Let's just get this out of the way - nobody truly knows gold will be in the short or medium term and certainly not next month or next year. Prognosticators and price targets abound, but in reality gold is a very difficult asset to predict because it has so many different factors involved in its price movements which include the understanding of the macroeconomic picture, the mining industry, the financial markets, and even the world political climate - not an easy task for any firm let alone individual investors.
If that wasn't enough, the gold market is very opaque and its political nature means that it historically has been manipulated (GATA has done excellent research on this issue) by many types of entities for different purposes. So even if you get the fundamental analysis right, you could be dead wrong when it comes to the actions of the large players in the gold market.
But we do believe that even though gold may be tough to predict, there are fundamentals in the gold trade that make it a strong investment for the long-term. We may not know where the gold market is going in the short-term, but we certainly can use the fundamentals to give us a higher probability of seeing where it's going in the long-term.
In the past we've gone into the fundamentals of why physical gold ownership and the gold ETF's (SPDR Gold Shares (GLD), PHYS, CEF) should give investors very good returns over an extended period of time, but in this article what we want to do is analyze the historical price movements of gold. We're going to analyze some research put out by the World Gold Council of the historical price action of gold in similar situations to where we find gold today to try and see where it could be headed - and how fast it should get there.
A Historical Gold Price Analysis
As bad as 2013 was for gold investors, it wasn't very different from many other corrections that gold has experienced since the 1970's. In fact, gold's 37% drop from its September 2011 highs was only the fifth largest drop over the last 40 years.
As investors can see, gold has experienced twelve pullbacks that have been greater than 20% since the 1970's and Richard Nixon officially ended the gold standard. The current correction of 37% has been almost exactly average (36% is the average) and at a length of 28 months, has been a bit longer than the average 18 months seen in the research.
We don't know for sure if the correction is over, and even though we would be surprised to make new lows we cannot count it out. But it is more than likely that we saw the bottom in December of 2013, as gold registered a London AM fix low of around $1190 dollars per ounce (it went lower intraday), and with the current turnaround it makes it a good time to calculate where gold will go from here based on its prior recoveries.
What we've done in the table above is summarize the average historical retracement lengths and gains. Then we've used the $1190 bottom that we reached in December 2013, to estimate the expected date and gain of gold's historical retracement performance.
Historically, gold has gained 69% from its low to its retracement date (the same length forward as the downturn - in the current case that would be 28 months). As investors can see, that would mean that we should expect gold to reach $2011 dollars per ounce in April of 2016 - an excellent return that we're sure almost every gold investor would be happy with.

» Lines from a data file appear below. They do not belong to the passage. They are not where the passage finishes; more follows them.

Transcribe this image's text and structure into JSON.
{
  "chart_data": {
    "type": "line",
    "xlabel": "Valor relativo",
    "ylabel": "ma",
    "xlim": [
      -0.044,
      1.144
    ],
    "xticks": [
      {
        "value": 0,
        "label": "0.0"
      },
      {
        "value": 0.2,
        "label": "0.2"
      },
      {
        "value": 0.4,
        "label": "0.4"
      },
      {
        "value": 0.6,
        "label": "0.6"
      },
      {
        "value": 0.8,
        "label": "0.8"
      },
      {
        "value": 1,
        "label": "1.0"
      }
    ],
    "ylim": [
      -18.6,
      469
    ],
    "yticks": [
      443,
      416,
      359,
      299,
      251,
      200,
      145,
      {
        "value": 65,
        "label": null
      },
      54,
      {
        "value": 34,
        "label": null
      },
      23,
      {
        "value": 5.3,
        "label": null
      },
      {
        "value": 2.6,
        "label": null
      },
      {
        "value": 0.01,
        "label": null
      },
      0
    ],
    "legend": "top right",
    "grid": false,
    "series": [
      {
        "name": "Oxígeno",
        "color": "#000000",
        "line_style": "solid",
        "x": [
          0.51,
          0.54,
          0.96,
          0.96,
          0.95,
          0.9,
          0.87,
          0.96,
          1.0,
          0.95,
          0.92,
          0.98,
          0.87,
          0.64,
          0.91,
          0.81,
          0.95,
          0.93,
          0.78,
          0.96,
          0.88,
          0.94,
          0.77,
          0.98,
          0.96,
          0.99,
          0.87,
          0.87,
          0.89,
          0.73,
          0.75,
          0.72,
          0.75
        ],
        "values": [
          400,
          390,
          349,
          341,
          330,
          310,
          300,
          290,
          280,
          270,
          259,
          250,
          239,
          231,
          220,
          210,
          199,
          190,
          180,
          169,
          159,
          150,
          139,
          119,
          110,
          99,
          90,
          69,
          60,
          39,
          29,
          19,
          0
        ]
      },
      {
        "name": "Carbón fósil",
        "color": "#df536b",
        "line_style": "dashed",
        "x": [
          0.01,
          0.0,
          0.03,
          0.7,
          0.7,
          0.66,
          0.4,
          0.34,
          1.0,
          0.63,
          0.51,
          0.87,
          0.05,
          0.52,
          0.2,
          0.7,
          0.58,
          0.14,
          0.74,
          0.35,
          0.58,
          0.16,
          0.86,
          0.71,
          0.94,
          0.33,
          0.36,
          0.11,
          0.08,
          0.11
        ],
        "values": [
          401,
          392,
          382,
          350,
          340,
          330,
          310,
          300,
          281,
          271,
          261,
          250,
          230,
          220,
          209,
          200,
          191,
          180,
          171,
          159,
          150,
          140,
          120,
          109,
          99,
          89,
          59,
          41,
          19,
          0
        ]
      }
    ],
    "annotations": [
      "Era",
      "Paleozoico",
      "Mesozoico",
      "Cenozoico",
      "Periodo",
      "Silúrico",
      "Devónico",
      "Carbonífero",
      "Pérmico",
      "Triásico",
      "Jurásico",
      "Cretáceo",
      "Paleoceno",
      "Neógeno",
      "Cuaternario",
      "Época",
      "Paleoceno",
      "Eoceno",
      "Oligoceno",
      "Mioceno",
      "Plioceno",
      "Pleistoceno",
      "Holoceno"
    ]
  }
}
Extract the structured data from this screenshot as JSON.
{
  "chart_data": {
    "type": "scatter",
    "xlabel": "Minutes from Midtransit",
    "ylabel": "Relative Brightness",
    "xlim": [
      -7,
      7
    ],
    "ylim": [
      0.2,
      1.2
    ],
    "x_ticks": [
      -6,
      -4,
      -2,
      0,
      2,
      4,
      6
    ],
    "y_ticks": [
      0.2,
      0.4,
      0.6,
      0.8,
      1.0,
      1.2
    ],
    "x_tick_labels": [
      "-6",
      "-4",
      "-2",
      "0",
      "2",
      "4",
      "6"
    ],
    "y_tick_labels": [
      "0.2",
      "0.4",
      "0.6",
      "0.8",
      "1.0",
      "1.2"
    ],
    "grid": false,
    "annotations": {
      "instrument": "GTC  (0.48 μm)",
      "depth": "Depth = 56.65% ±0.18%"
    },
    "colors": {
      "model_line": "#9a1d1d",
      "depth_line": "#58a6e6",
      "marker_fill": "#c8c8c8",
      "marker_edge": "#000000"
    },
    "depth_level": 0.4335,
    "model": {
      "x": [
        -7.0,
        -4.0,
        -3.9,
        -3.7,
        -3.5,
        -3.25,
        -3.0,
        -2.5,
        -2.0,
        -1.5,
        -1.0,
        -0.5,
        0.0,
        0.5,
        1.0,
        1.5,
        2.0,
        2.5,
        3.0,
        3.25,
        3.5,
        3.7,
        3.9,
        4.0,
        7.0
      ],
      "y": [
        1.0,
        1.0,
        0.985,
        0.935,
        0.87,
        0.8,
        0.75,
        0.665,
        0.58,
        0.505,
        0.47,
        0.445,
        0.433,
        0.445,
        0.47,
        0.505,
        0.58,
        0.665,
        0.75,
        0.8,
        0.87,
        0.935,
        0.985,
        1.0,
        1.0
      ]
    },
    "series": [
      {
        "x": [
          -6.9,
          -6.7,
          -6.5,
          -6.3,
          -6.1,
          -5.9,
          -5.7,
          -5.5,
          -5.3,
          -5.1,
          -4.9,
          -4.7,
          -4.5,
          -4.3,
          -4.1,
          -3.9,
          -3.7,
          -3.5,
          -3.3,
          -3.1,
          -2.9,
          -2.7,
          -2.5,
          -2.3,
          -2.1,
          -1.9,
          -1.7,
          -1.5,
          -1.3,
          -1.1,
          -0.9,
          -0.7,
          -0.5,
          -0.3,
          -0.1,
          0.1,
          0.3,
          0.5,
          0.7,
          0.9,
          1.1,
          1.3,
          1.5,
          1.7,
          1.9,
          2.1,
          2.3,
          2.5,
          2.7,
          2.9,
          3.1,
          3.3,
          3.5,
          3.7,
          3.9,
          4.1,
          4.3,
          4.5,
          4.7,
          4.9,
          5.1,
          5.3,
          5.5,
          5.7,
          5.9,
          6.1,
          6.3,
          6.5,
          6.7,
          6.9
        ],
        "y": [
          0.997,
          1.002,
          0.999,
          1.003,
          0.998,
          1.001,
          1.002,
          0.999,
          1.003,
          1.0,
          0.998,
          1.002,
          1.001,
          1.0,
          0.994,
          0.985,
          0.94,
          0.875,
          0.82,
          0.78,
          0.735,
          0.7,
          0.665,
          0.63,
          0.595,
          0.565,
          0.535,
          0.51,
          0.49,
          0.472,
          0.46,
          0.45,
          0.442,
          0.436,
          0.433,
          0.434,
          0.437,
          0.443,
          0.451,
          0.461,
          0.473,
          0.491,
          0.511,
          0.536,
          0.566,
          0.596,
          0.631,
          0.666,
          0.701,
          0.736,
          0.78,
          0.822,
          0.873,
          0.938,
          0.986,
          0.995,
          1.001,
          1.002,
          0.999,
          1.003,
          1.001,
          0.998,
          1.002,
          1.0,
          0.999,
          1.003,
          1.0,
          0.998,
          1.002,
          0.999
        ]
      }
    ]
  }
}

If we take it one step further and examine the average gain until the next gold peak, we find that historically gold has recovered 228% from its downturn low until its new peak. Using that in our calculations for our $1190 gold price, we would expect gold to reach $3903 per ounce - though for this calculation the date is much harder to estimate. If we had to put a date on it based on historic numbers, we would calculate the peak date as about 150% of the downturn length or about 42 months from the low (around June of 2017).
Conclusion for Investors
When it comes to gold we think the fundamentals are still very strong as the financial crisis is far from over, the debt load of governments continues to grow at a faster pace, geopolitical tensions continue to raise the odds of "tail-risk" event, gold all-in production costs hover around current prices, and we could go on and on. But this study by the World Gold Council gives investors a much more historical view on the past recoveries of gold, and it helps gold investors realize that these vicious drops in the gold price have happened before - twelve times to be exact.
Investors should remember that every single time the forward retracement (i.e. the same period forward as the length of the pullback) led to a gold price increase that averaged 69% - not bad at all even if that means a 2-3 year wait. Thus we remain gung-ho on gold and we believe it's a good time to continue to build positions in physical gold and the gold ETF's (SPDR Gold Shares , PHYS, CEF). For investors looking for higher leverage to the gold price, they may want to consider miners such as Goldcorp (GG), Agnico-Eagle (AEM), Newmont (NEM), or even some of the explorers and silver miners such as First Majestic (AG).
Gold investors don't miss the forest for the trees here and get caught up in the daily or weekly movements in the gold price - history shows that we should be expecting much higher gold prices. If we match the average gain of the last twelve 20% declines, then we should expect to see a gold price of $2000 per ounce somewhere in 2016. Be patient gold investors because history is on your side.